Le retour au domicile nous offre l’occasion d’un retour à l’essentiel, à la méditation, et permet aussi le rapprochement avec d’autres, dans une égalité éphémère. Dans la solitude ou le confinement, la culture au sens large est alors un grand recours, elle nous est désormais accessible par le digital, donc nous donne un accès quasi infini, aux livres, films et tous types d’événements culturels et musicaux.

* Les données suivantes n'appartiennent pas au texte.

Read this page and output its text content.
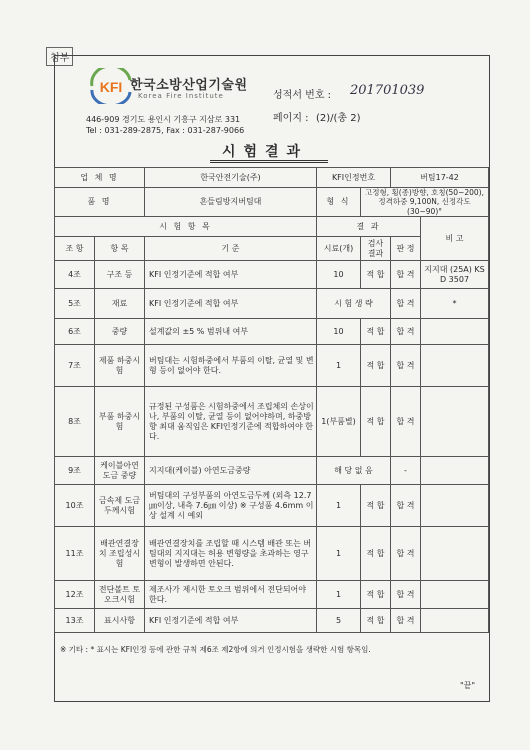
첨부
KFI 한국소방산업기술원
Korea Fire Institute
446-909 경기도 용인시 기흥구 지삼로 331
Tel : 031-289-2875, Fax : 031-287-9066
성적서 번호 : 201701039
페이지 : (2)/(총 2)
시험결과
업 체 명		한국안전기술(주)	KFI인정번호		버팀17-42	
품 명		흔들림방지버팀대	형 식	고정형, 횡(종)방향, 호칭(50~200),
정격하중 9,100N, 신정각도(30~90)°		

시 험 항 목			결 과			비 고
조 항	항 목	기 준	시료(개)	검사 결과	판 정	
4조	구조 등	KFI 인정기준에 적합 여부	10	적 합	합 격	지지대 (25A) KS D 3507
5조	재료	KFI 인정기준에 적합 여부	시 험 생 략		합 격	*
6조	중량	설계값의 ±5 % 범위내 여부	10	적 합	합 격	
7조	제품 하중시험	버팀대는 시험하중에서 부품의 이탈, 균열 및 변형 등이 없어야 한다.	1	적 합	합 격	
8조	부품 하중시험	규정된 구성품은 시험하중에서 조립체의 손상이나, 부품의 이탈, 균열 등이 없어야하며, 하중방향 최대 움직임은 KFI인정기준에 적합하여야 한다.	1(부품별)	적 합	합 격	
9조	케이블아연 도금 중량	지지대(케이블) 아연도금중량	해 당 없 음		-	
10조	금속제 도금두께시험	버팀대의 구성부품의 아연도금두께 (외측 12.7㎛이상, 내측 7.6㎛ 이상) ※ 구성품 4.6mm 이상 설계 시 예외	1	적 합	합 격	
11조	배관연결장치 조립성시험	배관연결장치를 조립할 때 시스템 배관 또는 버팀대의 지지대는 허용 변형량을 초과하는 영구변형이 발생하면 안된다.	1	적 합	합 격	
12조	전단볼트 토오크시험	제조사가 제시한 토오크 범위에서 전단되어야 한다.	1	적 합	합 격	
13조	표시사항	KFI 인정기준에 적합 여부	5	적 합	합 격	
※ 기타 : * 표시는 KFI인정 등에 관한 규칙 제6조 제2항에 의거 인정시험을 생략한 시험 항목임.
"끝"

Dans cette période angoissante et de repli sur soi, le luxe et le patrimoine ne sont- ils pas superflus, futiles et déconnectés de la réalité ? Bien sûr, la consommation de luxe et les visites du patrimoine ne sont plus possibles, mais la proximité du danger peut faire paraitre dérisoire leurs attraits. Le luxe est aujourd’hui de survivre et le principal patrimoine peut être vu comme la santé. Il est ainsi possible qu’on se détourne du luxe et du patrimoine, se concentrant sur l’essentiel et la volonté de survie. Le contraire est aussi possible, car le luxe et le patrimoine sont deux voies d’accès à la Beauté qui efface et transcende les tracas et les malheurs et peut nous élever dans un monde spirituel.
Le Triangle d’Or, à l’image de beaucoup de quartiers est désert, comme abandonné. Il l’est d’autant plus que c’est un quartier de bureaux et parmi ses quelques habitants, beaucoup ont déserté Paris. Dès lors on voit à certaines heures les Champs-Elysées vides de voiture et de promeneur, comme d’autres voies emblématiques du quartier, ce qui peut rappeler certaines images de l’Occupation, dernière époque de vide et d’isolement à Paris. Une certaine magie se dégage malgré tout de cet environnement d’une ville comme figée mais aussi protégée de l’agitation et du désordre. Il ne manque que la neige pour cacher certaines laideurs et nous imaginer changer d’époque ou hors du temps. Ce moment de réflexion, d’intimité et d’intranquillité nous aide à retrouver la beauté cachée de ce patrimoine.